My first introduction to the world of the Vikings came from Hagar the Horrible (at the same time that Beetle Bailey was introducing me to the army and Redeye was introducing me to Indians).  Then came the Minnesota football team.  And then somewhere along the way I dipped into Viking story books.  Only the ones with cool pictures, mind you.

But eventually — if one keeps pursuing these kinds of interests long enough — one finds that reality is so much more interesting than Hagar, Beetle, or Redeye ever let on.  Consider the background of how the Vikings took up the Christian faith.

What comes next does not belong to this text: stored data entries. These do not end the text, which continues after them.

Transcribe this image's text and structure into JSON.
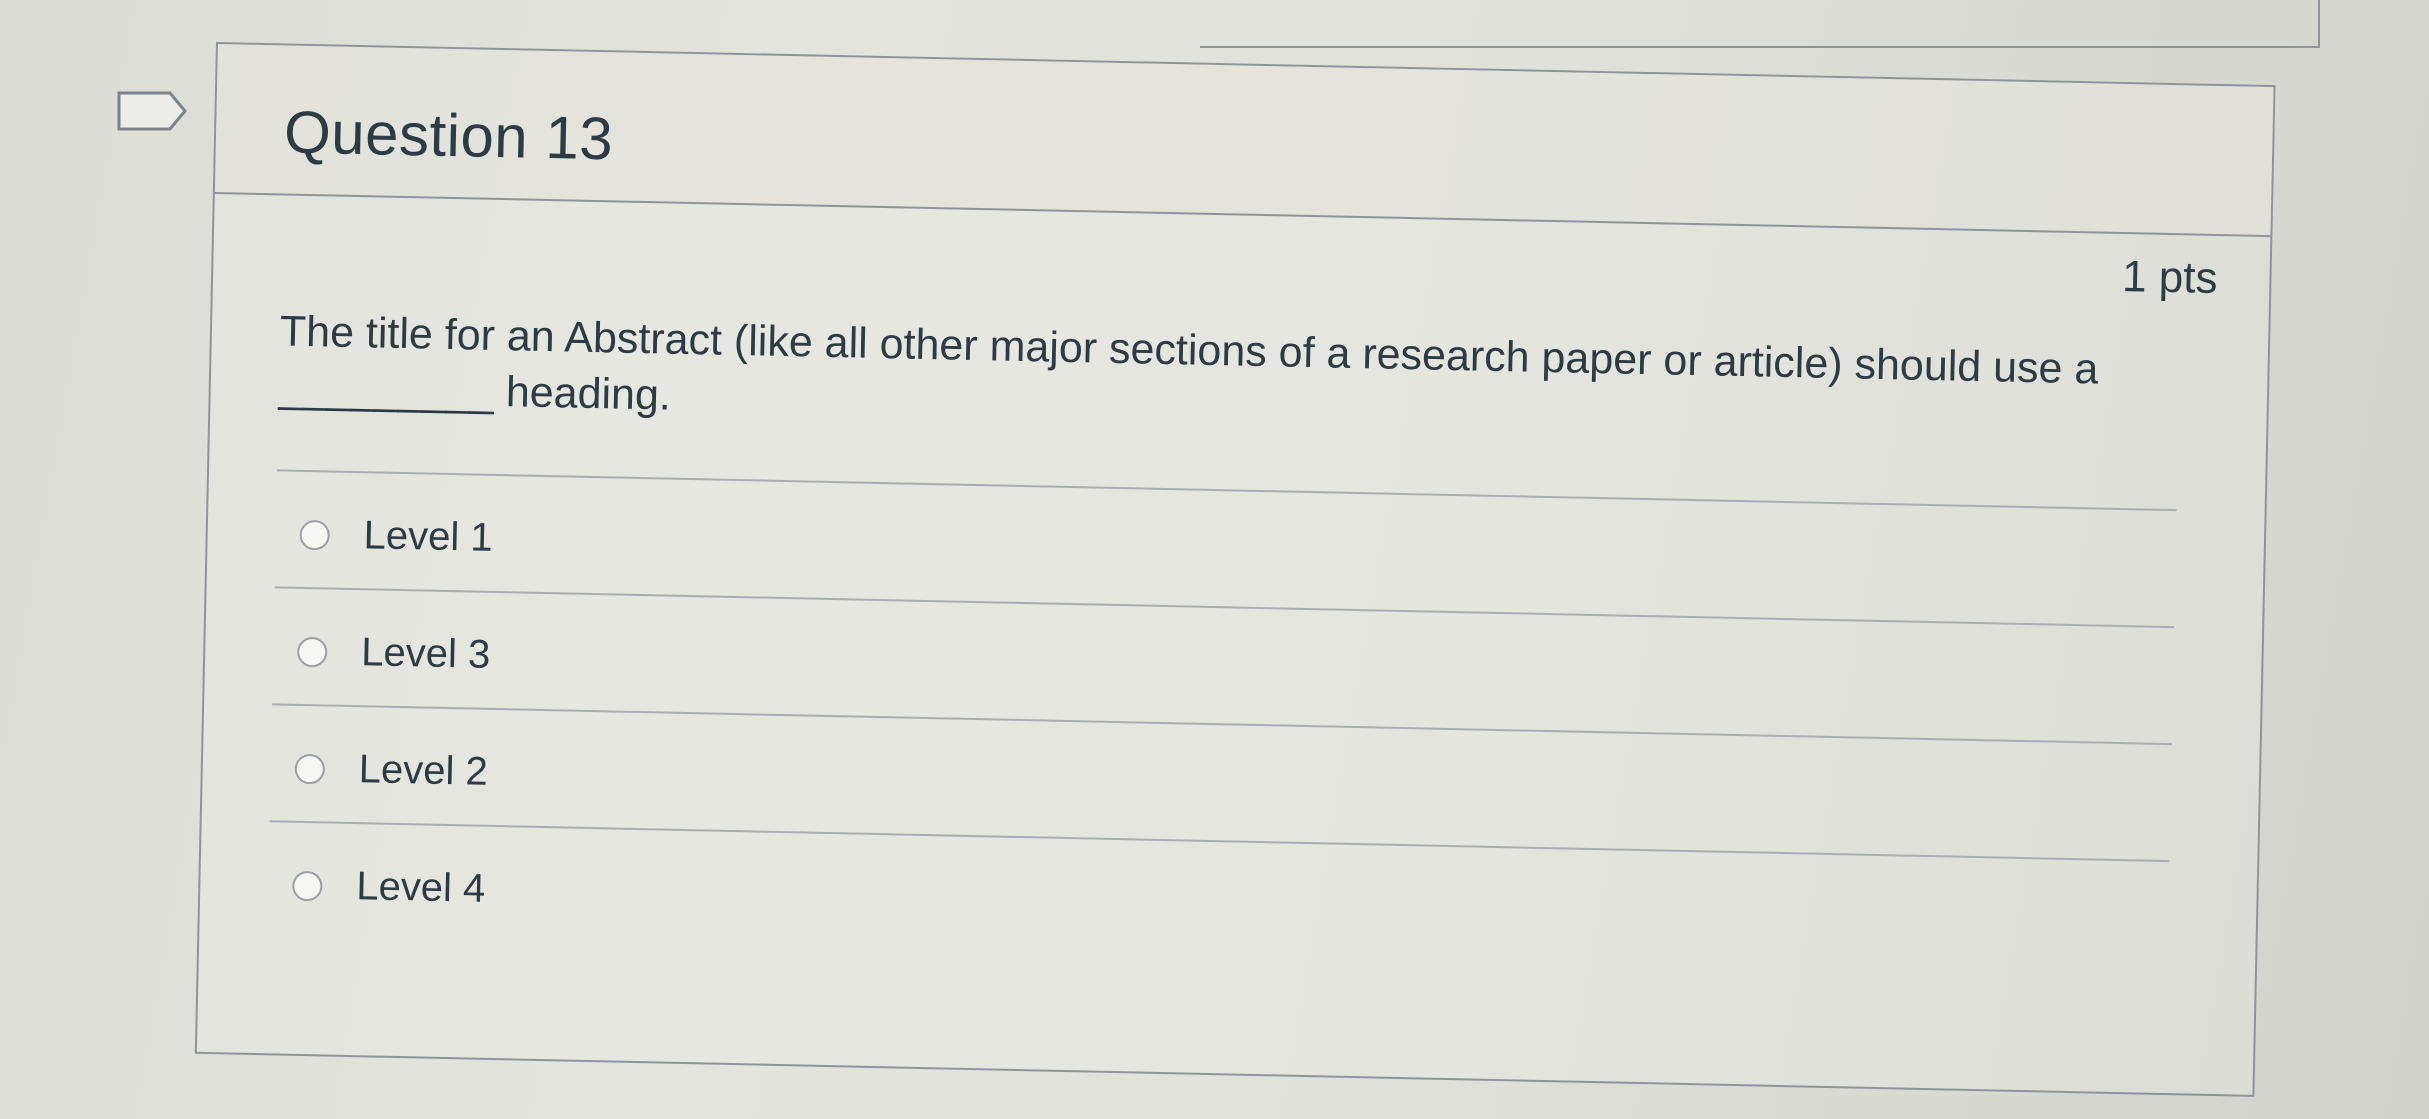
{
  "question": {
    "title": "Question 13",
    "points": "1 pts",
    "text": "The title for an Abstract (like all other major sections of a research paper or article) should use a _________ heading."
  },
  "answers": [
    {
      "label": "Level 1"
    },
    {
      "label": "Level 3"
    },
    {
      "label": "Level 2"
    },
    {
      "label": "Level 4"
    }
  ],
  "icons": {
    "flag": "flag-icon"
  }
}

In 793 AD, after the Vikings raided a monastery, the scholar Alcuin of York wrote: “Never before has such terror appeared in Britain as we have now suffered from a pagan race.  Behold, the church of Saint Cuthbert, splattered with the blood of the priests of God, despoiled of all its ornaments; a place more venerable than all in Britain is given as a prey to pagan peoples.”

The Viking attacks on Christian churches and monasteries became so frequent that one monk wrote: “Everywhere the Christians are victims of massacres, burnings and plunderings. The Vikings conquer all in their path, and no one resists them. Oh God deliver us, deliver us from the fury of the Northmen!!” And soon all of Europe was praying this prayer with him.

Yet, it was through these very raids that God began a centuries–long process of introducing the Vikings to Christ.